1) Teachers are, as are students, quite unescessarily caring, and will, in not knowing how to help, suggest the guidance counselor.

2)School hallways/stairwells, like caves leading to impending doom, echo.

3)Friends don't let friends stand akwardly.

Sunday, October 09, 2005

It's Over! (thank God...)

Whoot! No more football! No more drama! No more stupid flippin' decorated hallways and hopelessly base competitions between classes! The tyranny is OVER!!!!!

Ahem.

Of course, this also means teachers are going to start cracking down again. Not that Mr. Roets gave us any less APUSH homework, or anything logically kind like that, but, ah well, we can't all pretend to have souls, can we? (no hard feelings Mr. R)

Ah yes, homecoming is done. I got toilet papered for the first time*, which was amusing. I mean, you're watching from your front door the whole time, and not a single one looks up (well, 'cept Lauren, but she was on the front porch anyway). But when you turn on the light, they all scatter like roaches! All that was quite humorous.
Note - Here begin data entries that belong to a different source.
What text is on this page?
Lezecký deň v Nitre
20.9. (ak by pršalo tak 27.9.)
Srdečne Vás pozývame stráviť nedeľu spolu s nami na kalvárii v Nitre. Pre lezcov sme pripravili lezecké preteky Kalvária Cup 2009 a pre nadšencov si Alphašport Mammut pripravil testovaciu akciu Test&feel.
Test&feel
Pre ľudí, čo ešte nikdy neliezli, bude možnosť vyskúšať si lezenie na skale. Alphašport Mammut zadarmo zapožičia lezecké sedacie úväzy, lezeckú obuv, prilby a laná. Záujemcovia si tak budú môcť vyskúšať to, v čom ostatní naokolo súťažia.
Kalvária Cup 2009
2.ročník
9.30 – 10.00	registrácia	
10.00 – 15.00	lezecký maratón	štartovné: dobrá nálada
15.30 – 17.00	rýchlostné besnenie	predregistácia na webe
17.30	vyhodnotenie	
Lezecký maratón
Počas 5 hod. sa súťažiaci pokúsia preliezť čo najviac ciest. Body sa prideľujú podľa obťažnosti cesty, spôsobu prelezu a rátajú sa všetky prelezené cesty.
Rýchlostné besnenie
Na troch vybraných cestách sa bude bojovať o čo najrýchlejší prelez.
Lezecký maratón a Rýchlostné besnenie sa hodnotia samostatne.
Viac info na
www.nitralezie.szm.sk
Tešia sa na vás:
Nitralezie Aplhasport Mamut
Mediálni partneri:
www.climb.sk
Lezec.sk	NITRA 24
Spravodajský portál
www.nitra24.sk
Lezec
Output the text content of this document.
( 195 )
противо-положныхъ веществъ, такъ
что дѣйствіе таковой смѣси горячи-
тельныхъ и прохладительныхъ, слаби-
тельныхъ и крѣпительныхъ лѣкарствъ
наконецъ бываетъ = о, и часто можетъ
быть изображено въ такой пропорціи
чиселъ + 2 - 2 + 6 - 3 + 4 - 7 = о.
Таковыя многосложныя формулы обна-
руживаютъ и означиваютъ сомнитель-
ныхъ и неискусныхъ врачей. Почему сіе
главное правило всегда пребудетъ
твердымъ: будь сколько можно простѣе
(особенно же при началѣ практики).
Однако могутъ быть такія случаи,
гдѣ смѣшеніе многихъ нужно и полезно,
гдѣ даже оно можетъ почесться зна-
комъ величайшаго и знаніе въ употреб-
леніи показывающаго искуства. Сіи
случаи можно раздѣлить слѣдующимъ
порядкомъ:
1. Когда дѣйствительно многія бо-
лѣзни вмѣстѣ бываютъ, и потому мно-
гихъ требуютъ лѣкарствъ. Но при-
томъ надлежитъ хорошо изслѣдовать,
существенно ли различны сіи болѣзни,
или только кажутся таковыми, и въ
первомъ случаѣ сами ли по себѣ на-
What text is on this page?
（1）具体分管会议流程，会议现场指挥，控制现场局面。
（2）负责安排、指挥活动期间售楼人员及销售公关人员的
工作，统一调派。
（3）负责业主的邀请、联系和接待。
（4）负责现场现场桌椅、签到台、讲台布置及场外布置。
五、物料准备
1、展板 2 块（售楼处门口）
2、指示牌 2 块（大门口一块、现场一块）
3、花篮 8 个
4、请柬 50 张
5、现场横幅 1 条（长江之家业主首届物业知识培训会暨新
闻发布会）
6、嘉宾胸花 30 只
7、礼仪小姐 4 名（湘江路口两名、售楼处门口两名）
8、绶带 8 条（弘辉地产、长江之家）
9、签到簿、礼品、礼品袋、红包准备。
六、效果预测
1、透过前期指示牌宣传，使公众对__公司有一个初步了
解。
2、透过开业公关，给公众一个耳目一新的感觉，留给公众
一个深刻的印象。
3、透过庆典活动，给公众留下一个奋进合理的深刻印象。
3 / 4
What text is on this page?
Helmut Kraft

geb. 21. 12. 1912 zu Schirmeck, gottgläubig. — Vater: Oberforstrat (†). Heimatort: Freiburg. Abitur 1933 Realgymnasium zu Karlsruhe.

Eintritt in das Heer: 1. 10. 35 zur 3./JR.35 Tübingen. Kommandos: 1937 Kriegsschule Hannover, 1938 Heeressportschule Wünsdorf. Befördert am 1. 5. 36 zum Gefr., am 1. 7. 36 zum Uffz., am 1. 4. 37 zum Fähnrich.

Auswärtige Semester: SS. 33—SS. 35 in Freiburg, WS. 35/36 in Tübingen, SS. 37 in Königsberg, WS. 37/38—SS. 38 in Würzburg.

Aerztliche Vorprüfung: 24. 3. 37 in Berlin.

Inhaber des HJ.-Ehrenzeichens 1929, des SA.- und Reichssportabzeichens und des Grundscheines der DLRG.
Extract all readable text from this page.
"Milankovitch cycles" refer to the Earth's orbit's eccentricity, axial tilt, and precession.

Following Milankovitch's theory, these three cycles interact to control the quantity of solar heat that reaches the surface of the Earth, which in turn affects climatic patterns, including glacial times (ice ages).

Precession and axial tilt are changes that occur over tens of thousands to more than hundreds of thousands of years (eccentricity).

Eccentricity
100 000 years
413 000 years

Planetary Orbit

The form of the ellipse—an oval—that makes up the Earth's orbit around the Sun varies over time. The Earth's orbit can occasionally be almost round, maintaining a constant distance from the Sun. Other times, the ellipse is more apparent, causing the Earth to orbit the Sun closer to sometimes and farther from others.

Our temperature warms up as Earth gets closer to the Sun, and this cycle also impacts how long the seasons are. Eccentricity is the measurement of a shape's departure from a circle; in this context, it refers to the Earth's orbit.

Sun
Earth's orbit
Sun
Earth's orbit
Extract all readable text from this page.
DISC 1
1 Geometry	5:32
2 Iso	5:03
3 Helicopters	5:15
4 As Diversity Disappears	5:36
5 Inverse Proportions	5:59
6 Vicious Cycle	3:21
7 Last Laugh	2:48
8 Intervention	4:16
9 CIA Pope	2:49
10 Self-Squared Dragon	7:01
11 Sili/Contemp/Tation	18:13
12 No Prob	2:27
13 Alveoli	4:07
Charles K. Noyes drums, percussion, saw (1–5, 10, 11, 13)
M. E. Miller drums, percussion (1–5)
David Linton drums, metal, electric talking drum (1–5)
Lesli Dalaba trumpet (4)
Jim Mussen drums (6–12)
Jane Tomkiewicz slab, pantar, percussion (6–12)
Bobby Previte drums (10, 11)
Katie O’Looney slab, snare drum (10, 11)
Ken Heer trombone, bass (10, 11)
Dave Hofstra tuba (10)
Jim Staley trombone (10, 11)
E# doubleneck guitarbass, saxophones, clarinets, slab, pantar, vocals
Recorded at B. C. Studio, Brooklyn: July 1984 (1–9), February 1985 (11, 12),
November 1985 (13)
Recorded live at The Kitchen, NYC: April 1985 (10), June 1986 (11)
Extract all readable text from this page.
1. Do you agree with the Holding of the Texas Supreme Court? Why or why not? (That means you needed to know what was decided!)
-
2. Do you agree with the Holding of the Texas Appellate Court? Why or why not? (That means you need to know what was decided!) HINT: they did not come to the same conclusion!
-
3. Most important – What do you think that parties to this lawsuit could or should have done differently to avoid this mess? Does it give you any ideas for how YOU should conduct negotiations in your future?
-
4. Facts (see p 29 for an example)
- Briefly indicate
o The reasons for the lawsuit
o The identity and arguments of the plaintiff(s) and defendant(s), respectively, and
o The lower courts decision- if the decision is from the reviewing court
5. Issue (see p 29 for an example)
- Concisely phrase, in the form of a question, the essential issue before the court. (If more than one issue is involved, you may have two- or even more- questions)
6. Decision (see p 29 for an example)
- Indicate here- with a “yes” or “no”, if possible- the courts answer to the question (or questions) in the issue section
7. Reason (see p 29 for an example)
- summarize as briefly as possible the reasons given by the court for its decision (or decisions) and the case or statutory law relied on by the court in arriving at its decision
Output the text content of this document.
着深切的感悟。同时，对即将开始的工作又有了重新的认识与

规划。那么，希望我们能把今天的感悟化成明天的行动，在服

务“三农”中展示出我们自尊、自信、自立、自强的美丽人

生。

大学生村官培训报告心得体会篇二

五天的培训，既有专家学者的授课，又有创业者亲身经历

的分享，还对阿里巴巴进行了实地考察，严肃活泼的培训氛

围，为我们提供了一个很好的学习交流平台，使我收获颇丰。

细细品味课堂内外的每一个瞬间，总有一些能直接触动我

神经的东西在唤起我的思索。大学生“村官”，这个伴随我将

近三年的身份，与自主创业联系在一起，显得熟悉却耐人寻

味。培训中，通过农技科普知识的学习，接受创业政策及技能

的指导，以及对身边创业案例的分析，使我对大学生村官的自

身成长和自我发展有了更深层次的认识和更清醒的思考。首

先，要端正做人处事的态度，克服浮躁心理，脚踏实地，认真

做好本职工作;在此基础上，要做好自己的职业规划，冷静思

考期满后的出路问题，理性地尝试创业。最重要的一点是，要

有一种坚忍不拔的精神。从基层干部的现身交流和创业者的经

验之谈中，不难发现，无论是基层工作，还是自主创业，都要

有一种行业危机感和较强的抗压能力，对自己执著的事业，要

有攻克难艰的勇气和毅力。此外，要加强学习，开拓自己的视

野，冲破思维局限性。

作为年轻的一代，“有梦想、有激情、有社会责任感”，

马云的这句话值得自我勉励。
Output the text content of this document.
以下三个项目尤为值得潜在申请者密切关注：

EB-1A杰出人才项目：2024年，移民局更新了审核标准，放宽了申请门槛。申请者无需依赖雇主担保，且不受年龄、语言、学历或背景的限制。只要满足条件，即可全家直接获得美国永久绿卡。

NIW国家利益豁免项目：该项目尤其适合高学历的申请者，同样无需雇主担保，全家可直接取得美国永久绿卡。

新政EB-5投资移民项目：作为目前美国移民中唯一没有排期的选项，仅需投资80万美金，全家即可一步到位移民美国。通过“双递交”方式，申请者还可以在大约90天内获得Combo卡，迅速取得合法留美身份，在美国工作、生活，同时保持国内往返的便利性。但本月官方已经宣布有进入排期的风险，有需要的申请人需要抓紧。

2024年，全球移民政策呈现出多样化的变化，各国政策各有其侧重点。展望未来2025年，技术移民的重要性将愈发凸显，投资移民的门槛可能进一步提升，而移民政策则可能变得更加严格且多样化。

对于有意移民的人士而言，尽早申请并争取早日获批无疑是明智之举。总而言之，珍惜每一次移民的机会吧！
The dance was extremely overrated, as it is every year. I didn't even really feel like going, actually. I went anyway; would have been extremely wenchy of me to not go after Brian bought the tickets. And Katie, Ben, and Matt ended up being there too, so it wasn't so bad. Still not worth the drama all the girls at school put forth, though. Thank God we don't have to go through this again.

Until Prom.


*Mom said you need to step it up a bit, you didn't leave enough for her to use...

Sunday, October 02, 2005

Crazy-Cool Weekend

This weekend was pretty hectic, but actually in a good way. Not too much homework (considering I "accidentally" left APUSH in my locker) Helped Kim with some locker decorations for our school's homecoming. Extremely overrated week at our school, if you ask me. Too much drama for this mama. Went to a concert at the Cup 'O Joy last night. Stellar Kart played, Bold Minority (the band Ben, Jon, and my boyfriend Brian are in. (oh yeah, and a Sophmore named Matt, he's cool too)) opened. They were both AWESOME. Jon and Brian signed my forhead. Well, Brian just wrote a giant "B", but no matter, I've seen him write his name plenty of times. (not legibly, of course)

Well, gotta go. APUSH movie night in 7 minutes and counting. "The Last of the Mohicans" here I come!